Here was the problem; my 26 month old didn’t really want a nice relaxing morning. He wanted to get it done and make it happen… starting with throwing everything I had cleaned up last night, while he was sleeping, on the floor. My heart sank a little as things crashed and skidded and slid. It’s not that I’m a neat freak at all – its just that I pick up all this crap about 20 times a day, so that Spenser can throw it all again. Books thrown on the floor, toys pulled off shelves… just writing all this is making me exhausted.
“Wanna watch George?” I asked, desperate by 8:30. He has taken to the Curious George cartoon, which is actually quite great. So we do that, as I lay on my bed with him and worry why am I so tired today? Is something wrong with me? I got 7 1/2 hours sleep. And then, as soon as the nice snuggle was getting relaxing, he wanted airplane and then wrestling and then we played mama nap which was actually good, except for the part where he would wake me up and I’d have to pop up and say “I’m awake!” That part was tiring.
Then he played cars while I cleaned the kitchen (yes, I often save kitchen cleaning for the morning.) He has this cool car ramp, given to us by our 4 year old friend who had out grown it. Spenser plays with it intermittently, though out the day, though lately, the blue tube on top has just become a place to throw things: cars, spoons, toys, shoes, remotes… you know, whatever he can reach. I find myself digging through it each night looking for my own stuff. I clean it out about 5 times a day which is tiring mostly because I have to lay on the floor.
“Let’s draw!” I said and that lasted a minute or two.
We made pasta and ate it. And then he threw it across the room and buttery, cheesy spaghetti went everywhere. “Fall!” he said, delighted.
“It didn’t fall,” I said, trying to really teach, with a little undetected passive aggressive flair. “You threw it.”
“Let’s read!” And all he wants to read is this book where he takes the foam pieces out of the little holes that reveal boats and bikes and trains. That would be fine but he throws the pieces across the room and… well it just made me exhausted thinking about picking them up. But then reading the book without the foam pieces isn’t so rewarding.

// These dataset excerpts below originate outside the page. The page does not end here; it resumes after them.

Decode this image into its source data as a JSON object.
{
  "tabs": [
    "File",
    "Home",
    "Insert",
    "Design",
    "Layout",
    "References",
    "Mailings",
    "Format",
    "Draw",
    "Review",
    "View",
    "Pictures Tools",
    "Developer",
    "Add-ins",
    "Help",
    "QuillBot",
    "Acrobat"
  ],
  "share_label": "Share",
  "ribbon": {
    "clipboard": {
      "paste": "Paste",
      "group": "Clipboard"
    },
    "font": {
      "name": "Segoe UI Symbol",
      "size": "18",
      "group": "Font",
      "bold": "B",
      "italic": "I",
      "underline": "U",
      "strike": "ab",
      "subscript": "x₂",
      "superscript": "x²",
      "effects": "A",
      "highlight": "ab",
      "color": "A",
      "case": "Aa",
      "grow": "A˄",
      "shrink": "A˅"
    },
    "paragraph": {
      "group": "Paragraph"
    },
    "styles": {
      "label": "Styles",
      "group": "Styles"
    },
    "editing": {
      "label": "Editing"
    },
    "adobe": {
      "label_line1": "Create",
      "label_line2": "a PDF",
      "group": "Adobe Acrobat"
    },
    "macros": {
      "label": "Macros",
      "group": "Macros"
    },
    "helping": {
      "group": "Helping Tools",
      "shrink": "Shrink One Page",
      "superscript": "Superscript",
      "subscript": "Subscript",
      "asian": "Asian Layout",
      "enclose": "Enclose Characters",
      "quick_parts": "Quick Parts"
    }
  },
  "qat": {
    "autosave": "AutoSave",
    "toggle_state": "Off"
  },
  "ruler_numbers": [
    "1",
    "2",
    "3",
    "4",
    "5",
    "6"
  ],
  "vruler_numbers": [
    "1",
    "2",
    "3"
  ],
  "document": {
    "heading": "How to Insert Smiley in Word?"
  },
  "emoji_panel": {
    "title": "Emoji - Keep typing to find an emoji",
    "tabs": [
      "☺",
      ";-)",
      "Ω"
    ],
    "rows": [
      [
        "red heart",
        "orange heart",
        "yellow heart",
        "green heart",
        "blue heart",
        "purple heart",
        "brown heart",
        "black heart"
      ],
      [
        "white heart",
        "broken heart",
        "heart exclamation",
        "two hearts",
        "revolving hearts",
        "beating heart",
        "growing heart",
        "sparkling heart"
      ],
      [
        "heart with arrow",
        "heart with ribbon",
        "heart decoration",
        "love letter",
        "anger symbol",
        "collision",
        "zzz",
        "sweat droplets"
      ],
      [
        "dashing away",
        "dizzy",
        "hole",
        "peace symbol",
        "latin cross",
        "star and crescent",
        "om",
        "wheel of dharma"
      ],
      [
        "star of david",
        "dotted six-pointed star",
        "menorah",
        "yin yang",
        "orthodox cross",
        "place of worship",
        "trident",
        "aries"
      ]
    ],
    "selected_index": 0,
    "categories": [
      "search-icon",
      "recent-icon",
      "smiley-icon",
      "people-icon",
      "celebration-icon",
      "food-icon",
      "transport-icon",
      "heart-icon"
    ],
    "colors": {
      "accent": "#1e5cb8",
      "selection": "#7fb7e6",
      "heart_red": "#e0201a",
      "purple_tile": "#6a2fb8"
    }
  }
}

“Let’s make a peanut butter and banana milkshake!” Now I was excited.
“NO!” he was almost crying… still traumatized by the loud blender from the kale smoothies.
“Schoom!” he said and I took a deep breath and exhaled. That meant: carry me outside and hold me as we wait for airplanes to schoom by. This is a good game. We play it almost everyday, but it’s not relaxing. So… we played schoom. We saw 2 great planes and a helicopter.
After much protest, he went into the crib and feel asleep pretty quickly.
Here’s my conclusion: staying at home to have a relaxing morning with my toddler is not possible, at this point. It’s more relaxing to go out and do something, somewhere that won’t mess up my small home even more.
Now, faced with two free hours and a messy house, I decide to have a piece of chocolate and write a little… I think when he wakes up, we are going out!